Quant à moi, je n’avais pas d’autres choix que de m’éclipser en Algérie. Sur place, j’ai commencé par contacter Chadli Benjdid, que je connaissais depuis l’époque de la résistance. Ma première mission consistait à préparer les passages sûrs à la frontière entre les deux pays. Je devais faire de la reconnaissance de terrain pour assurer les déplacements le long de la frontière entre le Maroc et l’Algérie. J’étais en contact avec Fqih Basri, mais il n’y avait aucun projet de coup d’Etat, ni de révolution. Malgré le travail effectué au niveau des frontières, je n’étais pas convaincu que l’option de la révolution pouvait être d’une quelconque utilité, mais assurer les frontières était une chose nécessaire dans tous les cas. En Algérie, des commissions ont été créées pour gérer le cas des «réfugiés» marocains qui commençaient à affluer dans ce pays. Je supervisais leur orientation et leur organisation en prévision de ce qui pourrait arriver. A Alger, je m’étais entretenu avec Ahmed Ben Bella. Depuis, les responsables de l’UNFP me considéraient comme leur représentant en Algérie. Dans le même temps, Fqih Basri avait commencé à mettre en place une organisation armée à l’intérieur du Maroc, à partir de ses contacts avec quelques officiers militaires et résistants, en plus des membres du parti. Puis il a effectué une visite au Moyen-Orient en 1962, où il avait fait connaissance avec deux officiers syriens, Daniel et Qanout, présentés comme des spécialistes des coups d’Etat. Ils lui ont dit qu’il devait se procurer un plan du palais royal, ensuite connaître avec précision les déplacements du roi. Basri est ensuite revenu du Moyen-Orient très enthousiaste. En préparation du 2ème congrès du parti tenu en 1962, il a invité officiellement les deux officiers à venir au Maroc pour y assister.

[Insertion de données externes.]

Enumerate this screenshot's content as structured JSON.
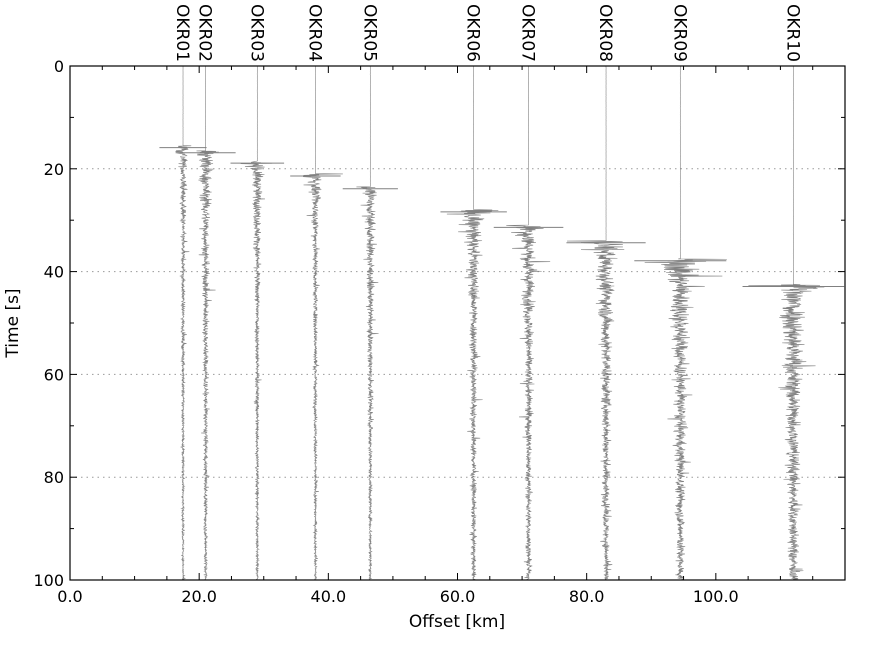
{
  "chart_data": {
    "type": "seismic_record_section",
    "xlabel": "Offset [km]",
    "ylabel": "Time [s]",
    "xlim": [
      0,
      120
    ],
    "ylim": [
      0,
      100
    ],
    "y_inverted": true,
    "x_ticks": [
      0,
      20,
      40,
      60,
      80,
      100
    ],
    "x_tick_labels": [
      "0.0",
      "20.0",
      "40.0",
      "60.0",
      "80.0",
      "100.0"
    ],
    "y_ticks": [
      0,
      20,
      40,
      60,
      80,
      100
    ],
    "y_tick_labels": [
      "0",
      "20",
      "40",
      "60",
      "80",
      "100"
    ],
    "grid": "horizontal dotted",
    "trace_color": "#808080",
    "stations": [
      {
        "name": "OKR01",
        "offset": 17.5,
        "onset": 15.5,
        "amplitude": 1.2
      },
      {
        "name": "OKR02",
        "offset": 21.0,
        "onset": 16.5,
        "amplitude": 2.0
      },
      {
        "name": "OKR03",
        "offset": 29.0,
        "onset": 18.5,
        "amplitude": 1.6
      },
      {
        "name": "OKR04",
        "offset": 38.0,
        "onset": 21.0,
        "amplitude": 1.4
      },
      {
        "name": "OKR05",
        "offset": 46.5,
        "onset": 23.5,
        "amplitude": 1.7
      },
      {
        "name": "OKR06",
        "offset": 62.5,
        "onset": 28.0,
        "amplitude": 2.4
      },
      {
        "name": "OKR07",
        "offset": 71.0,
        "onset": 31.0,
        "amplitude": 2.6
      },
      {
        "name": "OKR08",
        "offset": 83.0,
        "onset": 34.0,
        "amplitude": 3.2
      },
      {
        "name": "OKR09",
        "offset": 94.5,
        "onset": 37.5,
        "amplitude": 4.0
      },
      {
        "name": "OKR10",
        "offset": 112.0,
        "onset": 42.5,
        "amplitude": 4.6
      }
    ]
  }
}
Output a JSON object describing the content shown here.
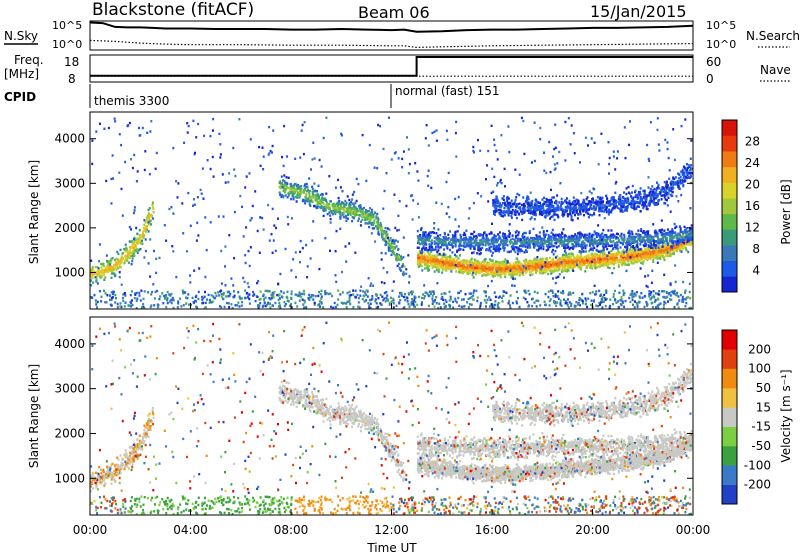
{
  "header": {
    "station": "Blackstone (fitACF)",
    "beam": "Beam 06",
    "date": "15/Jan/2015"
  },
  "chart_data": [
    {
      "type": "line",
      "name": "noise-panel",
      "left_labels": [
        "N.Sky"
      ],
      "right_labels": [
        "N.Search"
      ],
      "left_ticks": [
        "10^5",
        "10^0"
      ],
      "right_ticks": [
        "10^5",
        "10^0"
      ],
      "series": [
        {
          "name": "N.Sky",
          "style": "solid",
          "x": [
            0,
            0.5,
            1,
            1.5,
            2,
            2.5,
            3,
            4,
            5,
            6,
            7,
            8,
            9,
            10,
            11,
            12,
            12.5,
            13,
            14,
            15,
            16,
            17,
            18,
            19,
            20,
            21,
            22,
            23,
            24
          ],
          "y": [
            4.9,
            4.8,
            4.1,
            4.0,
            4.0,
            3.9,
            3.8,
            3.8,
            3.7,
            3.7,
            3.7,
            3.6,
            3.6,
            3.7,
            3.6,
            3.5,
            3.6,
            3.2,
            3.3,
            3.5,
            3.6,
            3.6,
            3.7,
            3.8,
            3.9,
            3.9,
            4.0,
            4.1,
            4.3
          ]
        },
        {
          "name": "N.Search",
          "style": "dotted",
          "x": [
            0,
            1,
            2,
            3,
            4,
            6,
            8,
            10,
            12,
            12.5,
            13,
            14,
            16,
            18,
            20,
            22,
            24
          ],
          "y": [
            1.6,
            1.4,
            1.1,
            0.9,
            0.8,
            0.8,
            0.7,
            0.7,
            0.6,
            0.6,
            0.3,
            0.4,
            0.6,
            0.7,
            0.8,
            0.9,
            1.0
          ]
        }
      ]
    },
    {
      "type": "line",
      "name": "freq-panel",
      "left_labels": [
        "Freq.",
        "[MHz]"
      ],
      "right_labels": [
        "Nave"
      ],
      "left_ticks": [
        "18",
        "8"
      ],
      "right_ticks": [
        "60",
        "0"
      ],
      "series": [
        {
          "name": "Freq",
          "style": "solid",
          "x": [
            0,
            13.0,
            13.0,
            24
          ],
          "y": [
            10.2,
            10.2,
            18,
            18
          ]
        },
        {
          "name": "Nave",
          "style": "dotted",
          "x": [
            0,
            24
          ],
          "y": [
            10,
            10
          ]
        }
      ]
    },
    {
      "type": "table",
      "name": "cpid-panel",
      "label": "CPID",
      "segments": [
        {
          "start": 0,
          "text": "themis 3300"
        },
        {
          "start": 12.0,
          "text": "normal (fast) 151"
        }
      ]
    },
    {
      "type": "heatmap",
      "name": "power-panel",
      "ylabel": "Slant Range [km]",
      "yticks": [
        1000,
        2000,
        3000,
        4000
      ],
      "ylim": [
        180,
        4600
      ],
      "colorbar": {
        "label": "Power [dB]",
        "ticks": [
          4,
          8,
          12,
          16,
          20,
          24,
          28
        ],
        "range": [
          0,
          32
        ],
        "colors": [
          "#1426d4",
          "#1e5ae8",
          "#3a78b8",
          "#3a9b7a",
          "#5fb84a",
          "#a0c83a",
          "#d8d22a",
          "#f0b020",
          "#f07a14",
          "#e83a0c",
          "#d8140a"
        ]
      },
      "scatter_bands": [
        {
          "x": [
            0,
            0.5,
            1.0,
            1.5,
            2.0,
            2.5
          ],
          "y": [
            1000,
            1050,
            1200,
            1450,
            1800,
            2500
          ],
          "power": 22
        },
        {
          "x": [
            7.5,
            8.5,
            9.5,
            10.5,
            11.3,
            12.0,
            12.5
          ],
          "y": [
            2950,
            2800,
            2500,
            2400,
            2200,
            1600,
            1100
          ],
          "power": 16
        },
        {
          "x": [
            13,
            14,
            15,
            16,
            17,
            18,
            19,
            20,
            21,
            22,
            23,
            24
          ],
          "y": [
            1350,
            1250,
            1150,
            1100,
            1120,
            1180,
            1250,
            1300,
            1350,
            1420,
            1550,
            1800
          ],
          "power": 26
        },
        {
          "x": [
            13,
            15,
            17,
            19,
            21,
            23,
            24
          ],
          "y": [
            1750,
            1700,
            1700,
            1720,
            1750,
            1800,
            1900
          ],
          "power": 10
        },
        {
          "x": [
            16,
            18,
            20,
            22,
            23,
            24
          ],
          "y": [
            2500,
            2450,
            2500,
            2650,
            2900,
            3400
          ],
          "power": 6
        }
      ]
    },
    {
      "type": "heatmap",
      "name": "velocity-panel",
      "ylabel": "Slant Range [km]",
      "xlabel": "Time UT",
      "xticks": [
        "00:00",
        "04:00",
        "08:00",
        "12:00",
        "16:00",
        "20:00",
        "00:00"
      ],
      "yticks": [
        1000,
        2000,
        3000,
        4000
      ],
      "ylim": [
        180,
        4600
      ],
      "colorbar": {
        "label": "Velocity [m s⁻¹]",
        "ticks": [
          200,
          100,
          50,
          15,
          -15,
          -50,
          -100,
          -200
        ],
        "colors": [
          "#2040c8",
          "#3a7ac8",
          "#3aa040",
          "#7ad040",
          "#c8c8c4",
          "#f0c040",
          "#f08a10",
          "#e04010",
          "#e00000"
        ]
      }
    }
  ]
}
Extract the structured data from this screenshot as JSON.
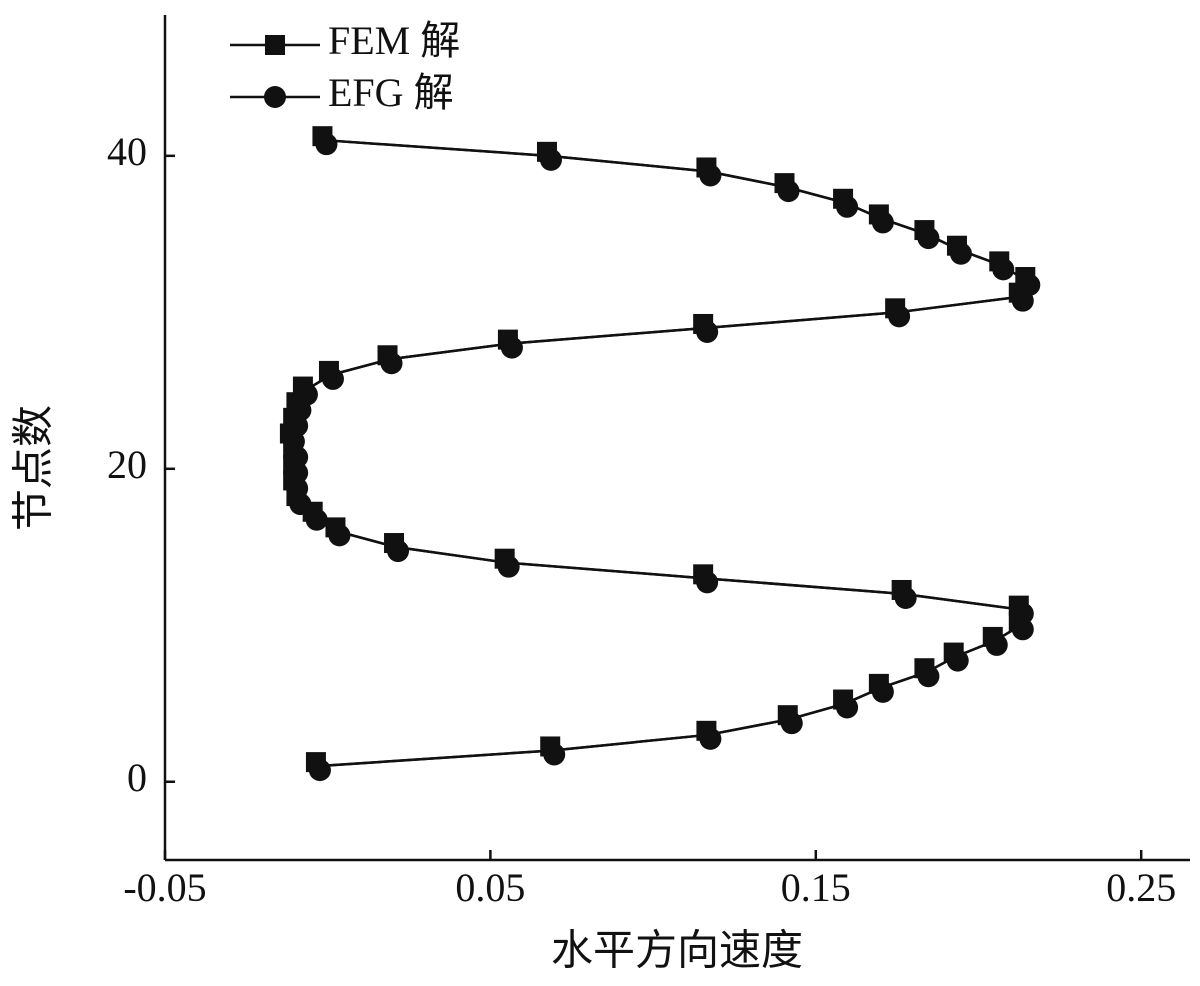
{
  "chart_data": {
    "type": "line",
    "x_label": "水平方向速度",
    "y_label": "节点数",
    "xlim": [
      -0.05,
      0.265
    ],
    "ylim": [
      -5,
      49
    ],
    "xticks": [
      -0.05,
      0.05,
      0.15,
      0.25
    ],
    "yticks": [
      0,
      20,
      40
    ],
    "grid": false,
    "legend": "upper left",
    "series": [
      {
        "name": "FEM 解",
        "color": "#111111",
        "marker": "square",
        "x": [
          -0.003,
          0.069,
          0.117,
          0.142,
          0.159,
          0.17,
          0.184,
          0.193,
          0.205,
          0.213,
          0.213,
          0.177,
          0.116,
          0.055,
          0.021,
          0.003,
          -0.004,
          -0.009,
          -0.01,
          -0.01,
          -0.01,
          -0.011,
          -0.01,
          -0.009,
          -0.007,
          0.001,
          0.019,
          0.056,
          0.116,
          0.175,
          0.213,
          0.215,
          0.207,
          0.194,
          0.184,
          0.17,
          0.159,
          0.141,
          0.117,
          0.068,
          -0.001
        ],
        "values": [
          1,
          2,
          3,
          4,
          5,
          6,
          7,
          8,
          9,
          10,
          11,
          12,
          13,
          14,
          15,
          16,
          17,
          18,
          19,
          20,
          21,
          22,
          23,
          24,
          25,
          26,
          27,
          28,
          29,
          30,
          31,
          32,
          33,
          34,
          35,
          36,
          37,
          38,
          39,
          40,
          41
        ]
      },
      {
        "name": "EFG 解",
        "color": "#111111",
        "marker": "circle",
        "x": [
          -0.003,
          0.069,
          0.117,
          0.142,
          0.159,
          0.17,
          0.184,
          0.193,
          0.205,
          0.213,
          0.213,
          0.177,
          0.116,
          0.055,
          0.021,
          0.003,
          -0.004,
          -0.009,
          -0.01,
          -0.01,
          -0.01,
          -0.011,
          -0.01,
          -0.009,
          -0.007,
          0.001,
          0.019,
          0.056,
          0.116,
          0.175,
          0.213,
          0.215,
          0.207,
          0.194,
          0.184,
          0.17,
          0.159,
          0.141,
          0.117,
          0.068,
          -0.001
        ],
        "values": [
          1,
          2,
          3,
          4,
          5,
          6,
          7,
          8,
          9,
          10,
          11,
          12,
          13,
          14,
          15,
          16,
          17,
          18,
          19,
          20,
          21,
          22,
          23,
          24,
          25,
          26,
          27,
          28,
          29,
          30,
          31,
          32,
          33,
          34,
          35,
          36,
          37,
          38,
          39,
          40,
          41
        ]
      }
    ]
  }
}
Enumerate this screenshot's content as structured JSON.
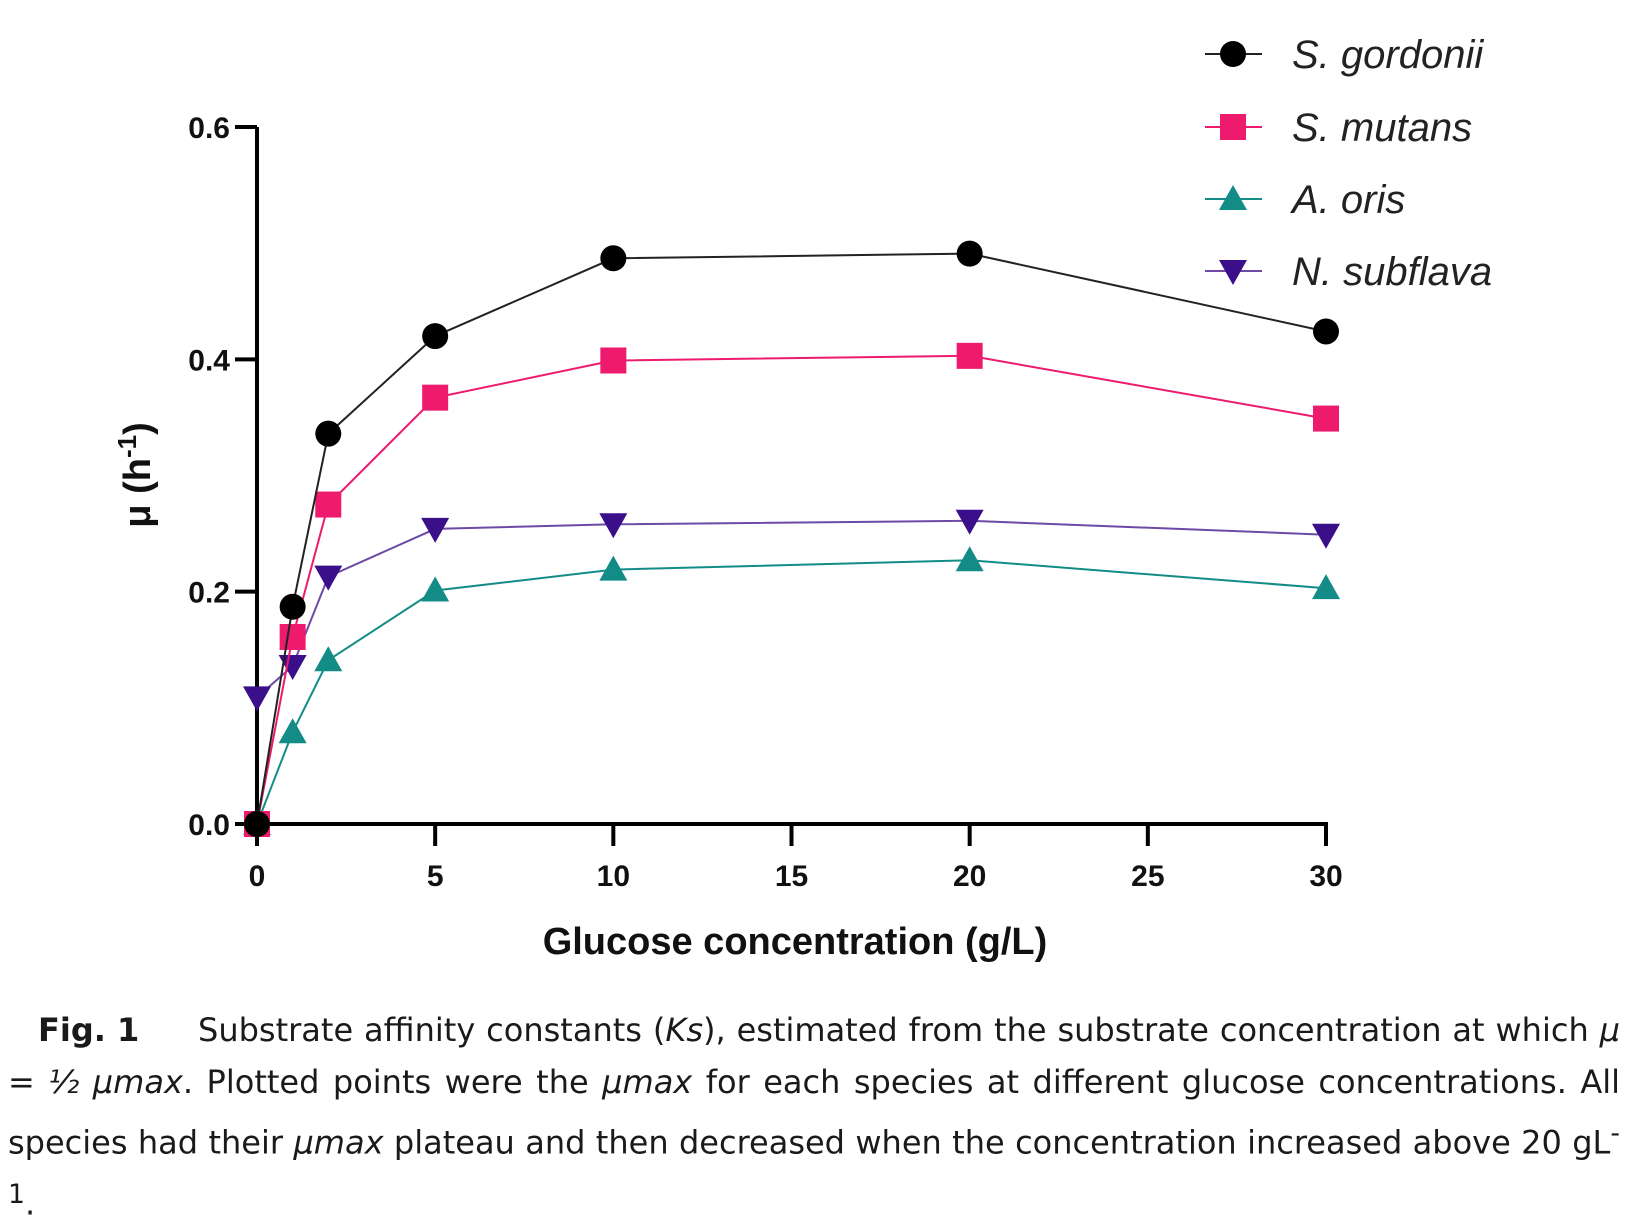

J’ai appris que Fqih Basri coordonnait avec Ben Barka, Youssoufi et Abderrahim Bouabid. Omar Benjelloun aussi. Tous étaient avec lui dans la tentative de 1963. Benjelloun a été dépêché à Oujda dans un camion destiné à ramener les armes que je devais envoyer de l’Algérie, d’après ce que m’a rapporté Benjelloun lui-même par la suite. En revanche, Abdellah Ibrahim était catégorique dans le refus de toute tentative entachée de violence. Même chose en ce qui concerne Mahjoub Benseddik, qui avait tenu un congrès de l’UMT pour annoncer que leurs revendications étaient syndicales uniquement, et non pas politiques. J’avais tranché à l’époque que la révolution n’allait pas résoudre les problèmes du Maroc».